By Roland Sebestyén
After a historic decision, New York will be the 16th US state that legalises recreational cannabis. With the deal in place, licenced businesses could storm into the billion-dollar industry, and Amsterdam-style cannabis cafés could be opening very soon.
New York Times reports that the legal cannabis industry could create thousands of jobs while the regulated market could bring more than $350m in tax revenue per year for the state.
Despite attempting to push through cannabis legalisation for years, lawmakers in the state have never before agreed on legislation for the move. Lawmakers are expected to vote on the legislation this week, with hopes that it will be passed in time for the 2021 budget on 1 April.
If passed, the bill would legalise the use of cannabis for adults over the age of 21. New Yorkers would also be permitted to cultivate up to six cannabis plants at home for personal use.

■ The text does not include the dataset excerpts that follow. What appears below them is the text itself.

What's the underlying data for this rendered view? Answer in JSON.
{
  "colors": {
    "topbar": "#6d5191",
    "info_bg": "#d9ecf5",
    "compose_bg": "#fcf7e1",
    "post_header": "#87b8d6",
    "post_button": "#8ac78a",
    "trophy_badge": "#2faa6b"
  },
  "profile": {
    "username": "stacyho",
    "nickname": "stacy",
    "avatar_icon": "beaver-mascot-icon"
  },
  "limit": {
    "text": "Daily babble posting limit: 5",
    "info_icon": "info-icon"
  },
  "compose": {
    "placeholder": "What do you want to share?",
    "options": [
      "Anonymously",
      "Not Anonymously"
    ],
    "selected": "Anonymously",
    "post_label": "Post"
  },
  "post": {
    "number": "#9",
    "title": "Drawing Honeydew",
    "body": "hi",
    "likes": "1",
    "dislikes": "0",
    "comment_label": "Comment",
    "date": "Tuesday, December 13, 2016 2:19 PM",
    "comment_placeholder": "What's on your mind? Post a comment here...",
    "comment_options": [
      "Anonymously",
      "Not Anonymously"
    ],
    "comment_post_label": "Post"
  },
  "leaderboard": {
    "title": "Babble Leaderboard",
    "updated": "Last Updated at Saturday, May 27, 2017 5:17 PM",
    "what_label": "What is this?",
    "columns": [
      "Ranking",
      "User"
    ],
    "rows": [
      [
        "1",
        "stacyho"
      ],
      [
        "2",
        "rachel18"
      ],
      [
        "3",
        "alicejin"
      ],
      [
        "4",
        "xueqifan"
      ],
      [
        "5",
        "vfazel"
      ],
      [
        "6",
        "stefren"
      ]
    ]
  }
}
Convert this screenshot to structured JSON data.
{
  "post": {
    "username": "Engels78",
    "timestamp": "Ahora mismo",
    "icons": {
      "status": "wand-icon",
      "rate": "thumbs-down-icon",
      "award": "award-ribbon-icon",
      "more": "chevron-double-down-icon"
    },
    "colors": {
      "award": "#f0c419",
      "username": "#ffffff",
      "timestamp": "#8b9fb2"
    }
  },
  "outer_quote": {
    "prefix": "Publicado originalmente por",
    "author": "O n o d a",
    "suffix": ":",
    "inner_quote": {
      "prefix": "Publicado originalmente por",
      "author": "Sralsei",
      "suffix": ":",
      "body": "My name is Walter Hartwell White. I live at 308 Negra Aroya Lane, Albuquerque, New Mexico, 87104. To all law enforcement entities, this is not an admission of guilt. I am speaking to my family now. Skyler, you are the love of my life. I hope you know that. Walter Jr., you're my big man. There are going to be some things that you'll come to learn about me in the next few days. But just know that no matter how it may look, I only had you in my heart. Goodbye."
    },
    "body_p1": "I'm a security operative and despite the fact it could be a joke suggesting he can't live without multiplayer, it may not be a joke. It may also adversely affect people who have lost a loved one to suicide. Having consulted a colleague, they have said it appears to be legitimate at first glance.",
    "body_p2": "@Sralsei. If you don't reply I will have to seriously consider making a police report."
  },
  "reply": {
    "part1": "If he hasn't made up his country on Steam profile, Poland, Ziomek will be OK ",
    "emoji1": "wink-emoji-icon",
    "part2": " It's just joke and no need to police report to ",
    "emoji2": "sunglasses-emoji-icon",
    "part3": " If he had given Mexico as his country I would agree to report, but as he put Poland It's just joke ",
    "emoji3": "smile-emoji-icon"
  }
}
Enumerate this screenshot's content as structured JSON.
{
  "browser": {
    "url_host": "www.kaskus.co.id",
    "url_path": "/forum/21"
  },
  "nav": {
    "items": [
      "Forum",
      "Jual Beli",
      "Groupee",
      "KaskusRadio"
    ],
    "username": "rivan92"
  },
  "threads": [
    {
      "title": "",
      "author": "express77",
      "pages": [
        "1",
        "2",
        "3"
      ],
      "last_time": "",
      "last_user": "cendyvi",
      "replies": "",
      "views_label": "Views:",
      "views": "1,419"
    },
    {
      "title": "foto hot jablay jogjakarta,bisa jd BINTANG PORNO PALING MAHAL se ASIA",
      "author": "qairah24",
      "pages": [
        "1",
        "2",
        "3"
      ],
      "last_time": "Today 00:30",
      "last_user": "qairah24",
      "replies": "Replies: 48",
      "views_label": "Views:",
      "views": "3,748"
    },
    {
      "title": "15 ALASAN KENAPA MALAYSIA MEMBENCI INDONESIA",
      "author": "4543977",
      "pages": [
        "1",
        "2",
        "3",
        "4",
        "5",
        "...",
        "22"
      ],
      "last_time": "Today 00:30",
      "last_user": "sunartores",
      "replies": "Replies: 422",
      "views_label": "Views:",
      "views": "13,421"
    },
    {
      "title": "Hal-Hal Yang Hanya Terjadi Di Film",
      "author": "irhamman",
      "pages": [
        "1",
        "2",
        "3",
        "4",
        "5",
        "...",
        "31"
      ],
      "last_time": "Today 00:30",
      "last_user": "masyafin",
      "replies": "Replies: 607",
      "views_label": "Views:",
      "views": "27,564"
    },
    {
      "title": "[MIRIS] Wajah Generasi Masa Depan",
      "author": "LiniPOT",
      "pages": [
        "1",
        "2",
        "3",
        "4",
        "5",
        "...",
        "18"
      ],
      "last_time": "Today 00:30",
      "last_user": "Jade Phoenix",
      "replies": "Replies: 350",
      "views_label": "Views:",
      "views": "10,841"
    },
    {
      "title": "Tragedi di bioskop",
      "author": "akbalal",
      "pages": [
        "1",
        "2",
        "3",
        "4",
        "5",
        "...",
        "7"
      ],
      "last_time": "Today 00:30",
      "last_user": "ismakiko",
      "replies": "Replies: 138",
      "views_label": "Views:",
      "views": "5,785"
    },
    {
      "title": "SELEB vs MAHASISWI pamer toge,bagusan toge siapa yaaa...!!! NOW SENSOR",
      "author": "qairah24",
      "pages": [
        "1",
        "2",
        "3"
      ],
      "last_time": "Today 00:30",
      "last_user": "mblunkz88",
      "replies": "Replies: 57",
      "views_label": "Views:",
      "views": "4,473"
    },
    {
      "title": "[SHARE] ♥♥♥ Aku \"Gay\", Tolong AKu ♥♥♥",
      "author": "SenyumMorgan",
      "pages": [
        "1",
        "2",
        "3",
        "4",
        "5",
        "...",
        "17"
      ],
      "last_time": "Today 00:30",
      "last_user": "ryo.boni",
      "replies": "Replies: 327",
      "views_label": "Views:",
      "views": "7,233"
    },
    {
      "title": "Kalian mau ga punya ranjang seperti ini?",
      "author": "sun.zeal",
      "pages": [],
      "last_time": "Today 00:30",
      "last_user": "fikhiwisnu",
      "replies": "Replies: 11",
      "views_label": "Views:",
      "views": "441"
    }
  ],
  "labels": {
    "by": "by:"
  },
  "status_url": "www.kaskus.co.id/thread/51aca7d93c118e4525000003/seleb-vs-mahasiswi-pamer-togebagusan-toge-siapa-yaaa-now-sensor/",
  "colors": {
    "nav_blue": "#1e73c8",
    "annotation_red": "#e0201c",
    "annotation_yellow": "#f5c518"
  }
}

Apart from the economic advantages New York may have considered, the move could be a massive step in tackling “the racially disproportionate policing” that saw Black and Hispanic people targeted for cannabis offences.
Assemblywoman Crystal D. Peoples-Stokes said: “A percentage of revenue that is raised will get invested into the communities where the people who suffered mass incarceration come from and still live in many cases.
“For me, this is a lot more than about raising revenue: It’s about investing in the lives of the people that have been damaged.”
According to reports, the new legislation will let cannabis café-like premises open where cannabis but not alcohol could be consumed.
If this happens, New York will be the country’s Amsterdam – the city, which is about to ban foreign tourists from its cannabis cafés.
Governor Cuomo, whose career is under threat after being accused of sexual harassment by a number of women, had long pledged to set the scene for a legalised cannabis market.
In January, he said: “I’ve supported [legalisation] for years. I’ve tried to pass it, but this is a year where we do need the funding, and a lot of New Yorkers are struggling. So, I think this year will give us the momentum to get it over the goal line,
“Not only will legalising and regulating the adult-use cannabis market provides the opportunity to generate much-needed revenue, but it also allows us to directly support the individuals and communities that have been most harmed by decades of cannabis prohibition.”